Donc l’argent de la Sécurité sociale appartient aux travailleurs et il est légitime qu’ils en assurent la gestion. Ce n’est plus le cas en France aujourd’hui. En effet, dès les années 1950 et surtout après les ordonnances de 1967, le patronat a repris la main en imposant le paritarisme qui lui a permis, avec l’aide certains syndicats complaisants, de s’assurer le contrôle du système. Puis l’État, sous le gouvernement Juppé, a pris le contrôle avec la loi de financement de la Sécurité sociale. La question qui se pose aujourd’hui avec acuité est de pouvoir décider à la fois du montant de la rémunération que nous désirons consacrer à notre protection sociale et de son utilisation. Pour cela, plusieurs conditions sont nécessaires.
- La première est de redonner les pouvoirs de gestion aux caisses et supprimer la loi de financement de la Sécurité sociale.

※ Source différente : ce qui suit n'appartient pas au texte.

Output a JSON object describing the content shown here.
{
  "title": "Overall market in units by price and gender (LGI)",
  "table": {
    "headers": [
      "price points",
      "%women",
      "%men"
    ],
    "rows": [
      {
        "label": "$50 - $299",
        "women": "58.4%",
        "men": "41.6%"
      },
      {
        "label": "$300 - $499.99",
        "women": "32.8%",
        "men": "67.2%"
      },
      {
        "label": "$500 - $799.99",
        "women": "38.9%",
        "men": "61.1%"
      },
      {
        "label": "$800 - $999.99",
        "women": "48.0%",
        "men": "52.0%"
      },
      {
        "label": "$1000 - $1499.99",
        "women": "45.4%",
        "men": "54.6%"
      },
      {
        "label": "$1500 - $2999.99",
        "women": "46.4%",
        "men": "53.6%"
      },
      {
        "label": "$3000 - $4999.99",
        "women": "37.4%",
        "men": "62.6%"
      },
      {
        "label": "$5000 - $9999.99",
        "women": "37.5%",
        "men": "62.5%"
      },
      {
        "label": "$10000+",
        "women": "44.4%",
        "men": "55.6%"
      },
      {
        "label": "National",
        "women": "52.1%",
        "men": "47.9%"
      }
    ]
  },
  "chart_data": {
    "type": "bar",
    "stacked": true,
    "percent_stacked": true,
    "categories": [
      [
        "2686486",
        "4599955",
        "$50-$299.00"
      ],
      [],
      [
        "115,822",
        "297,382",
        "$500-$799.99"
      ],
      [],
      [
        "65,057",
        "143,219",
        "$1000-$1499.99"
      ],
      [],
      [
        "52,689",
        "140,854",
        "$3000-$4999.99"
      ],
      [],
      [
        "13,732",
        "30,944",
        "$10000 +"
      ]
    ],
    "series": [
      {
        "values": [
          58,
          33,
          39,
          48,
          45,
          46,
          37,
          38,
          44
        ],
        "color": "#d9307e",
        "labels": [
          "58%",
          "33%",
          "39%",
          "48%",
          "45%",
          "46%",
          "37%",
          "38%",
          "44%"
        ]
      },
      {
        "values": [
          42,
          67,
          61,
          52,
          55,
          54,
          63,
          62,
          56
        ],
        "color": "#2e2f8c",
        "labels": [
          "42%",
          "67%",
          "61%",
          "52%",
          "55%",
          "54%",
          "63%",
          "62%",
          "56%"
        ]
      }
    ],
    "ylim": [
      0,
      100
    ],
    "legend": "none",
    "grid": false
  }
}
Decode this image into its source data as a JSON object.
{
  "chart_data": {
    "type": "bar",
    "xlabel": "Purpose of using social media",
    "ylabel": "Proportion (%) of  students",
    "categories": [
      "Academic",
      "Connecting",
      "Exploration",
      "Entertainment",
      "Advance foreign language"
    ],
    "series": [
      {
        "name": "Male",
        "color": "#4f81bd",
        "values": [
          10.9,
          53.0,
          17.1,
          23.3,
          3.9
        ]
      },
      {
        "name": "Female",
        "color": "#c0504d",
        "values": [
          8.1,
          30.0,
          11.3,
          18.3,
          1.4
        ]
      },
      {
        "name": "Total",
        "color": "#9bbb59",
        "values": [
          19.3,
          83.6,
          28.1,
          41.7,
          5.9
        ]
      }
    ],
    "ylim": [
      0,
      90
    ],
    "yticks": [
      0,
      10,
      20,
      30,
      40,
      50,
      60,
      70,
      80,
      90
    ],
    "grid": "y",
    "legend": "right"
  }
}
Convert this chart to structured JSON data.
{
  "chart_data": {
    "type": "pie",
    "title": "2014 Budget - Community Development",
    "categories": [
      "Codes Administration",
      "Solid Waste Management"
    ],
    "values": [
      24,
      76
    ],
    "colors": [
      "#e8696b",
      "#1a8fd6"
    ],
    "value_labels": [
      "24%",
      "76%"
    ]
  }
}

Ce pouvoir existe encore aujourd’hui pour le régime particulier Alsace-Moselle dont le conseil d’administration peut faire varier le niveau de cotisation en fonction des dépenses de l’année antérieure, ce qui permet d’éviter les déficits utilisés aujourd’hui pour imposer des plans d’économies. Cette caisse présidée aujourd’hui par un membre de la CGT est à l’équilibre et permet un remboursement à 92 % de l’ensemble des frais de santé avec un niveau de cotisation qui est loin d’atteindre le plafond autorisé.
- La deuxième condition est de revenir à la proportion de 75 % de représentants des assurés sociaux dans les conseils.
- Enfin, il faut rétablir les élections des représentants dans les caisses car les dernières datent de 1983, ce qui constitue une véritable régression démocratique.
Revendiquer ces évolutions est une absolue nécessité. La Sécurité sociale n’est pas une administration de l’État mais un conquis des travailleurs qui permet de sortir du marché le financement de besoins sociaux essentiels. Les capitalistes n’ont jamais accepté que ce secteur, représentant près d’un tiers du PIB, leur échappe. Ils n’ont eu de cesse depuis maintenant plus de 70 ans d’essayer d’en récupérer le maximum.
Nous sommes à un moment de rupture où il faut faire des choix clairs. Soit nous les laissons poursuivre leur opération de prédation d’une partie de nos salaires, soit nous exigeons d’en récupérer le contrôle plein et entier. Ce ne doit pas être un rêve mais une exigence dans le cadre de la bataille sur les retraites.